L’Etat algérien espère renflouer ses caisses en 2018 après deux années 2016 et 2017 très difficiles marquées par les baisses de revenus et des recettes des hydrocarbures. 

Pour 2018, les autorités algériennes affichent leur optimisme. Dans leurs prévisions consignées dans le projet de Loi de finances 2018, elles prévoient des recettes budgétaires de 6.496,58 milliards DA, à savoir près de 64 milliards de dollars. Ce montant est nettement supérieur à celui des recettes engrangées en 2017 qui ont 5.635,5 milliards DA, à savoir près de 56 milliards de dollars.

 

Il faut savoir que si les autorités algériennes se disent optimistes, c’est d’abord parce qu’elles tablent sur une augmentation des recettes fiscales. Ces dernières seront comme suit en 2018 :

-Produit de contributions directes: 1.352,71 milliards DA (contre 1.297,6 milliards DA en 2017)

-Produits de l’enregistrement et du timbre: 131,63 milliards DA (contre 115 milliards DA)

-Produits des impôts divers sur les affaires: 1.091,91 milliards DA (contre 1.047,6 milliards DA)

-Produits des contributions indirectes: 10 milliards DA (contre 9,5 milliards DA)

-Produits des douanes: 397,4 milliards DA (contre 345,5 milliards DA)
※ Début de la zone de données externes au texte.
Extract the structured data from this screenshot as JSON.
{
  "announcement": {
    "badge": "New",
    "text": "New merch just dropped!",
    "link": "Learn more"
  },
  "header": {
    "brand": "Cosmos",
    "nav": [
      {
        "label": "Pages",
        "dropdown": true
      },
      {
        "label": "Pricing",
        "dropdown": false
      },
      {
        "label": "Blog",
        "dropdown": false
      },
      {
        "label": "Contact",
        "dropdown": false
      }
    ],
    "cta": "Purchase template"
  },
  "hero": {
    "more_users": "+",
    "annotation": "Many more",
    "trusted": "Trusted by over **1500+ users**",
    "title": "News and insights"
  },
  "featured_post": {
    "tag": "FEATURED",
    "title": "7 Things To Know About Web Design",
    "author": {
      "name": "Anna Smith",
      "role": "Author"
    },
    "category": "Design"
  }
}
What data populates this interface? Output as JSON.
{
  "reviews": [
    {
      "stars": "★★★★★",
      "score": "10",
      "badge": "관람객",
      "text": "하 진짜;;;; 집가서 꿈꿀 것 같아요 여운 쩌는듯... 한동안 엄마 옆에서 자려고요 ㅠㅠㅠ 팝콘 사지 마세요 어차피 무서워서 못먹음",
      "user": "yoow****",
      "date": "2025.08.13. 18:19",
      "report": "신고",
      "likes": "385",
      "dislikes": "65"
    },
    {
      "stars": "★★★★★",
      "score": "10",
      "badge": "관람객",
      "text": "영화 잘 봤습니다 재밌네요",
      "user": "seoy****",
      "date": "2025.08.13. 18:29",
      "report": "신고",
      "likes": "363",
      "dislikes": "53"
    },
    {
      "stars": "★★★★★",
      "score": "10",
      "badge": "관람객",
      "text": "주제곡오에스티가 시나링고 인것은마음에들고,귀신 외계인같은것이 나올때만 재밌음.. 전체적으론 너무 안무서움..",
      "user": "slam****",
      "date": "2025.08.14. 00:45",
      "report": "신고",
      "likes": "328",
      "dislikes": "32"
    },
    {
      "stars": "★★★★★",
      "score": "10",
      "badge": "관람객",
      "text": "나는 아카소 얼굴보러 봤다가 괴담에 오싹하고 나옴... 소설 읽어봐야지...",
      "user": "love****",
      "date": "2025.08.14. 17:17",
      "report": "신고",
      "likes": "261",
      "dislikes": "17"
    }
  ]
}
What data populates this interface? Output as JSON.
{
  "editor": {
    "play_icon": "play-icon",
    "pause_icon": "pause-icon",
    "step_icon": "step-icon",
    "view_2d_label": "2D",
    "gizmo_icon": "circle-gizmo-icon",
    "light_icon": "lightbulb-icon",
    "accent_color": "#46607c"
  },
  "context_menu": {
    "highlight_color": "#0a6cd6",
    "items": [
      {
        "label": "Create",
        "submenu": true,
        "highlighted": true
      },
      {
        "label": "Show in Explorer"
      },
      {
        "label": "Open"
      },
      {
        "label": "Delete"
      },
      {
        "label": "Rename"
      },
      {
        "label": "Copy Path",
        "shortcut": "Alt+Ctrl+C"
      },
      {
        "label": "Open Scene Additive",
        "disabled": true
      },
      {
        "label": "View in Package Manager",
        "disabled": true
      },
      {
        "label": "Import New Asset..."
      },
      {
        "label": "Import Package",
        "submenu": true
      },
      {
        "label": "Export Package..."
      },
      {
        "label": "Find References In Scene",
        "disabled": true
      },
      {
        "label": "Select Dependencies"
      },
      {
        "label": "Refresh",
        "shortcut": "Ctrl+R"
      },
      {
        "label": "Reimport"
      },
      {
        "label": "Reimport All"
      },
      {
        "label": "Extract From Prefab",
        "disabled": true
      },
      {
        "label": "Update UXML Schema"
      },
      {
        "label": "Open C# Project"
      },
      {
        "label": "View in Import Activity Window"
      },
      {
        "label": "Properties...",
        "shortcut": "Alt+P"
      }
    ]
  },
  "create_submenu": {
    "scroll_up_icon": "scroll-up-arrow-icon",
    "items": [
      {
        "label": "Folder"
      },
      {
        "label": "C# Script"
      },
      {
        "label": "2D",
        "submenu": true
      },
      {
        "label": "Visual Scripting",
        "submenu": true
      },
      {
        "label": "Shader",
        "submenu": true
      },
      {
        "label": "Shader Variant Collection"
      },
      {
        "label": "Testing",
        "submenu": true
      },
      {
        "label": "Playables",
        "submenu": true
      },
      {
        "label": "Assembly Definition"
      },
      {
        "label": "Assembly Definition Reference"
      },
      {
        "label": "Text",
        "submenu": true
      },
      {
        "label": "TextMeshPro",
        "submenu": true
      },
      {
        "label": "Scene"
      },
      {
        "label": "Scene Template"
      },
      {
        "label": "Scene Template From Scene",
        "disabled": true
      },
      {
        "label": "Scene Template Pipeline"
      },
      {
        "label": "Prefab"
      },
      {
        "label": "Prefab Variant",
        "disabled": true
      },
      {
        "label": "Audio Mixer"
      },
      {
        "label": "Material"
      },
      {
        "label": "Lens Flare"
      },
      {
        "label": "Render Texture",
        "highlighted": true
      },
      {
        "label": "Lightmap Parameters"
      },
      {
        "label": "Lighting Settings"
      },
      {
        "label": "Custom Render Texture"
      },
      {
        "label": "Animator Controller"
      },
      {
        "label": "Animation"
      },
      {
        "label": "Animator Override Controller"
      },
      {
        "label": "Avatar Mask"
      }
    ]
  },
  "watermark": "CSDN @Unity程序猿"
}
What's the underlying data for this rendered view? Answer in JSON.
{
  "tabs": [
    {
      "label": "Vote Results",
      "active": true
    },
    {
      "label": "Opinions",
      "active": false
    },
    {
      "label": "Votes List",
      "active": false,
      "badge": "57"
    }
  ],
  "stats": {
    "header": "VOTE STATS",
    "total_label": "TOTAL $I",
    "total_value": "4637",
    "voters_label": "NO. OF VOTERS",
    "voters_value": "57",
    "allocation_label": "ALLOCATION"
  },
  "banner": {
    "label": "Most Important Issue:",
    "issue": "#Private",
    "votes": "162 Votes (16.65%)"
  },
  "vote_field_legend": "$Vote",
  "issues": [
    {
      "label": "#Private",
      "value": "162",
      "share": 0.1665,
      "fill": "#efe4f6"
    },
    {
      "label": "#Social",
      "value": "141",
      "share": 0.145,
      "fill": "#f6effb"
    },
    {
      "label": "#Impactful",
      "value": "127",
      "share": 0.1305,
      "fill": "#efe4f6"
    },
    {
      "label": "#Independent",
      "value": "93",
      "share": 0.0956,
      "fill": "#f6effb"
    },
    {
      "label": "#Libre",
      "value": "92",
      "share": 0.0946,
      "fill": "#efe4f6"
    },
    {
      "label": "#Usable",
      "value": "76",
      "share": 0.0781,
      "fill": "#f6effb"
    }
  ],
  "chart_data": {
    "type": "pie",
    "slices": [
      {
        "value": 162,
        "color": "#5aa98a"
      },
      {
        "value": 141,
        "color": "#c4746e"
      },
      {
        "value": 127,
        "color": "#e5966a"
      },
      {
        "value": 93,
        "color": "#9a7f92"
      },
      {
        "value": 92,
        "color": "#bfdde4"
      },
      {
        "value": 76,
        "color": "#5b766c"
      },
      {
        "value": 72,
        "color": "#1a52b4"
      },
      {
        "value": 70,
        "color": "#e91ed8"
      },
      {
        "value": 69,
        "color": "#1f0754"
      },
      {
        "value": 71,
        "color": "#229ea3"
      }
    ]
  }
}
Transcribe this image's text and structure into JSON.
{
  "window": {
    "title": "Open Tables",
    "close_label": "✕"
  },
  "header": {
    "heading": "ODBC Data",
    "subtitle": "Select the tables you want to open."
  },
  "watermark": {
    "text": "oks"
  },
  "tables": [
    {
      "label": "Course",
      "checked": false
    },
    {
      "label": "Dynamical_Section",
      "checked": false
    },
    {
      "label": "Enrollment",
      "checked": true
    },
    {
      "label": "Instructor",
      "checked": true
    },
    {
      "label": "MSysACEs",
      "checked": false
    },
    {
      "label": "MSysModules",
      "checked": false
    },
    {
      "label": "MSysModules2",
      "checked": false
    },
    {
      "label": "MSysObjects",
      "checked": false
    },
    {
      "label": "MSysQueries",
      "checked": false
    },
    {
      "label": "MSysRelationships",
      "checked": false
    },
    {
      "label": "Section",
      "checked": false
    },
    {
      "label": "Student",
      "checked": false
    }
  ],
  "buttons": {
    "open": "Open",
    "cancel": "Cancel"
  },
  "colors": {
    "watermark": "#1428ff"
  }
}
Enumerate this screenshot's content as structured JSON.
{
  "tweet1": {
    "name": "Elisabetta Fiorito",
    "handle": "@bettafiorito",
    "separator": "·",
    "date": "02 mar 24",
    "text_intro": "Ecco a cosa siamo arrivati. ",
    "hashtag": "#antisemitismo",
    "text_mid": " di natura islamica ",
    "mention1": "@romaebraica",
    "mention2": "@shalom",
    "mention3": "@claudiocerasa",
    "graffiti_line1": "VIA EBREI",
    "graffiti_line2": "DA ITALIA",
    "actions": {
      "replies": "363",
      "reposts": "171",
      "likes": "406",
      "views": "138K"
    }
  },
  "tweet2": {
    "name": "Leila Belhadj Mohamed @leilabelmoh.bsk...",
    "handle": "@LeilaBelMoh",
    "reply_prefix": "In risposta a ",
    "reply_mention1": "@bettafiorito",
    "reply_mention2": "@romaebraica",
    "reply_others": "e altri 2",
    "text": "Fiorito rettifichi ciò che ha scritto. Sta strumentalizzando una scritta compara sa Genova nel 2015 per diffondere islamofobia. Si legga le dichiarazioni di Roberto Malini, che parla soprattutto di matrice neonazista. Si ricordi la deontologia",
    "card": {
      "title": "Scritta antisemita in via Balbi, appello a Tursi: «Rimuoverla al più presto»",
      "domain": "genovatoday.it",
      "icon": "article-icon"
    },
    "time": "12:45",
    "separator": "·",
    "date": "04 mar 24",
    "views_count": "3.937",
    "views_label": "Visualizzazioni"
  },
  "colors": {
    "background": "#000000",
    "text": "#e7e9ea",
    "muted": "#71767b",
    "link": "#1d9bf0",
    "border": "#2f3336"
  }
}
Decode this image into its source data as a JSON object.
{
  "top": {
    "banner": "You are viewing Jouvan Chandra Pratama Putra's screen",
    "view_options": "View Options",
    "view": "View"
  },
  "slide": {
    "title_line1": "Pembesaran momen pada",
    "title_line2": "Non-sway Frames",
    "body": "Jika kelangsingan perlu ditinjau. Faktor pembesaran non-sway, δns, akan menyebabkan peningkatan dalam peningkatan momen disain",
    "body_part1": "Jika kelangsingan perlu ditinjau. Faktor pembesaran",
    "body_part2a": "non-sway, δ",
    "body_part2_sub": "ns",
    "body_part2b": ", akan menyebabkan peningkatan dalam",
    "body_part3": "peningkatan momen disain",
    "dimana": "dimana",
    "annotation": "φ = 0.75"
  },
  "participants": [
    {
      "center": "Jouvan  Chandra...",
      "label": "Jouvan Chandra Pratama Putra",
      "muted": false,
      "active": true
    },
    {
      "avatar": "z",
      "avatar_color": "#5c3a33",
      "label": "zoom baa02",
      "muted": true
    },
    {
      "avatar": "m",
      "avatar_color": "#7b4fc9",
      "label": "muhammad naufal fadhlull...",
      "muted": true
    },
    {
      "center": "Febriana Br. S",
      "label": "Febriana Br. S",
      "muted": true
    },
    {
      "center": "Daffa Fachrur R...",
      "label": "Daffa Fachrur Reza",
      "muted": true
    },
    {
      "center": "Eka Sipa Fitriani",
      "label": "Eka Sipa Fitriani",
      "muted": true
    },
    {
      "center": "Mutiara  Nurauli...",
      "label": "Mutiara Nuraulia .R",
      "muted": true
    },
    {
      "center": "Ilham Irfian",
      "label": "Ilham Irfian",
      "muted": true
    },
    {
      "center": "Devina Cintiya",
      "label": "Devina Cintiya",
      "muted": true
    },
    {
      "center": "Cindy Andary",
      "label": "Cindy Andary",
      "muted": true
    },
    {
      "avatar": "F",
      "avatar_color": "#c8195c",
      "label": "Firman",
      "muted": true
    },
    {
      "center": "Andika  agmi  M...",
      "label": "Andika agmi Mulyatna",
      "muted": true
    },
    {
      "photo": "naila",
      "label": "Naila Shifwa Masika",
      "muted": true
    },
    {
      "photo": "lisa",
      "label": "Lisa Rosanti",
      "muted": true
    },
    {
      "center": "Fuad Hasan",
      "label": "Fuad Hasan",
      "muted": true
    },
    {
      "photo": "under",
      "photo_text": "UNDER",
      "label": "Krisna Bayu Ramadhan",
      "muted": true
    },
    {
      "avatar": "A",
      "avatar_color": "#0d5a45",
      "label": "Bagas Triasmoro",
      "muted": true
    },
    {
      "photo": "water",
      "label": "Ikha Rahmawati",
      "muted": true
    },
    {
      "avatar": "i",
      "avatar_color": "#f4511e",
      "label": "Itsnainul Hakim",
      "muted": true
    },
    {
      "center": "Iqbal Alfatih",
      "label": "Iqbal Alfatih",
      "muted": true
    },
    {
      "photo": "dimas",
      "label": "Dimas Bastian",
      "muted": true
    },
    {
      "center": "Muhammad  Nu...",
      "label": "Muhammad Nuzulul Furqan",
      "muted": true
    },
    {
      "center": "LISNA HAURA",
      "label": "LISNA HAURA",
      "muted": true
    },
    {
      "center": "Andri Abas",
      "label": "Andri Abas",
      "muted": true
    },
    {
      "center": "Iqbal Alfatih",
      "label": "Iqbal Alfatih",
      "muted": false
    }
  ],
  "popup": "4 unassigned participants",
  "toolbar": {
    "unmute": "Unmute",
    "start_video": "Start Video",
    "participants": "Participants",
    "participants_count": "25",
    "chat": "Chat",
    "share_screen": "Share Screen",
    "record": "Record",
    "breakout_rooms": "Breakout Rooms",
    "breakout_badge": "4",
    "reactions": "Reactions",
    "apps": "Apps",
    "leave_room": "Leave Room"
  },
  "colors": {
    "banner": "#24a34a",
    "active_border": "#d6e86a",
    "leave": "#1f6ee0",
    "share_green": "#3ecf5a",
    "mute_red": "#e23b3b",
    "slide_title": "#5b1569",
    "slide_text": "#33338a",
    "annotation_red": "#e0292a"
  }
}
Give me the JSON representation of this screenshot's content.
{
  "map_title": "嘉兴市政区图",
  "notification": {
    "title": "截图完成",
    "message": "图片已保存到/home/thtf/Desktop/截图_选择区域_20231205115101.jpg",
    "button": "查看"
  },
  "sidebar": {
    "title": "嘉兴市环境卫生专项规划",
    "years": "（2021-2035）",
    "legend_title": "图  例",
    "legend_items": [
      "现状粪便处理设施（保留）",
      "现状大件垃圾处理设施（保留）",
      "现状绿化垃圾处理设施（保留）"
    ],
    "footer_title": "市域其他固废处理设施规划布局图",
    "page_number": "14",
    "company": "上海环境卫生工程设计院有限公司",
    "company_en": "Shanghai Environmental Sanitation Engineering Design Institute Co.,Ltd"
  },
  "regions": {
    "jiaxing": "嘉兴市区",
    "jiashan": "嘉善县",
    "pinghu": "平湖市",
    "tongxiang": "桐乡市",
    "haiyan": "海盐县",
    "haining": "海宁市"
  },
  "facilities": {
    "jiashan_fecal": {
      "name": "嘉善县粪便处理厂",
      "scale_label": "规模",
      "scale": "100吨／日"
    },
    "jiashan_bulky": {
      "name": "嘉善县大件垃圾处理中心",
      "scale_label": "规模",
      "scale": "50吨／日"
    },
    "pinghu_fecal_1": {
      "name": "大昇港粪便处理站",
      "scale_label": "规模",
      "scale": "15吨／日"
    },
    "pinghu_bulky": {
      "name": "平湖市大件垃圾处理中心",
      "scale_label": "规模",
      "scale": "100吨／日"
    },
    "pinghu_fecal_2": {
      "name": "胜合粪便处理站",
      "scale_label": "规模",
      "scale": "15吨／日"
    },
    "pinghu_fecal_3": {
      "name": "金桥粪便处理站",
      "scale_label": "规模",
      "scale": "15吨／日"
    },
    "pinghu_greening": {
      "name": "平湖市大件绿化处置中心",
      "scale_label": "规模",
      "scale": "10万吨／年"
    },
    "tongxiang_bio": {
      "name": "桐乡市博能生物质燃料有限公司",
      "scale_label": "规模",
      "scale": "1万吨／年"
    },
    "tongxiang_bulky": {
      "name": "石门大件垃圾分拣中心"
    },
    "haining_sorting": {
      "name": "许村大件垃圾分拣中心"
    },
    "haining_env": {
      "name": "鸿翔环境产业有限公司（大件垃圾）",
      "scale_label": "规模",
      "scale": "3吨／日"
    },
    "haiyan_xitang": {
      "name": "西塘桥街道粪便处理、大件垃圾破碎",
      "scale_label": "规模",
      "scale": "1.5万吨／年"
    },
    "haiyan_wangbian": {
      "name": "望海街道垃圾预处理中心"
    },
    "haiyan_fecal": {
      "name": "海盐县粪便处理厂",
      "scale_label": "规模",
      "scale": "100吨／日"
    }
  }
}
Soit un total de 2.983,7 milliards DA (près de 29 milliards de dollars) contre 2.845,37 milliards DA collectées en 2017.

 

Les autorités algériennes tablent sur une autre augmentation des Recettes ordinaires qui se présentent comme suit en 2018 : 

 

-Produits et revenus des domaines: 27 milliards DA (contre 25 milliards DA)

-Produits divers du budget: 78 milliards DA (contre 75 milliards DA)

-Recettes d’ordre: 0,02 milliard DA (contre 0,02 milliard DA)

Soit un total de 105,02 milliards DA, près d’un milliard de dollars, contre 100 milliards DA en  2017.

 

L’Etat algérien table, en troisième lieu, sur 600 milliards DA de recettes complémentaires. Un montant grâce auquel les ressources ordinaires de notre Trésor Public peuvent atteindre les  3.688,68 milliards DA, à savoir plus de 36 milliards de dollars, alors qu’en 2017, ces ressources n’ont pas dépassé les 3.435,4 milliards DA, soit à peine 34 milliards de dollars.

L’espoir des décideurs algériens reposent également sur une nette augmentation des recettes de la fiscalité pétrolières qui devra atteindre, grâce à la récente augmentation des prix du baril de pétrole, les 2.807,91 milliards DA, soit près de 28 milliards de dollars alors qu’en 2017, ces recettes ont avoisiné difficilement les 2.200,1 milliards DA.

Et c’est enfin à travers ce montage financier complexe que l’Etat algérien espère gagner  des recettes budgétaires de 6.496,58 milliards DA. Ce pari n’est pas encore gagné puisque une nouvelle tempête sur le marché mondial des hydrocarbures peut aggraver l’état de nos finances et mettre en péril toutes ces prévisions optimistes.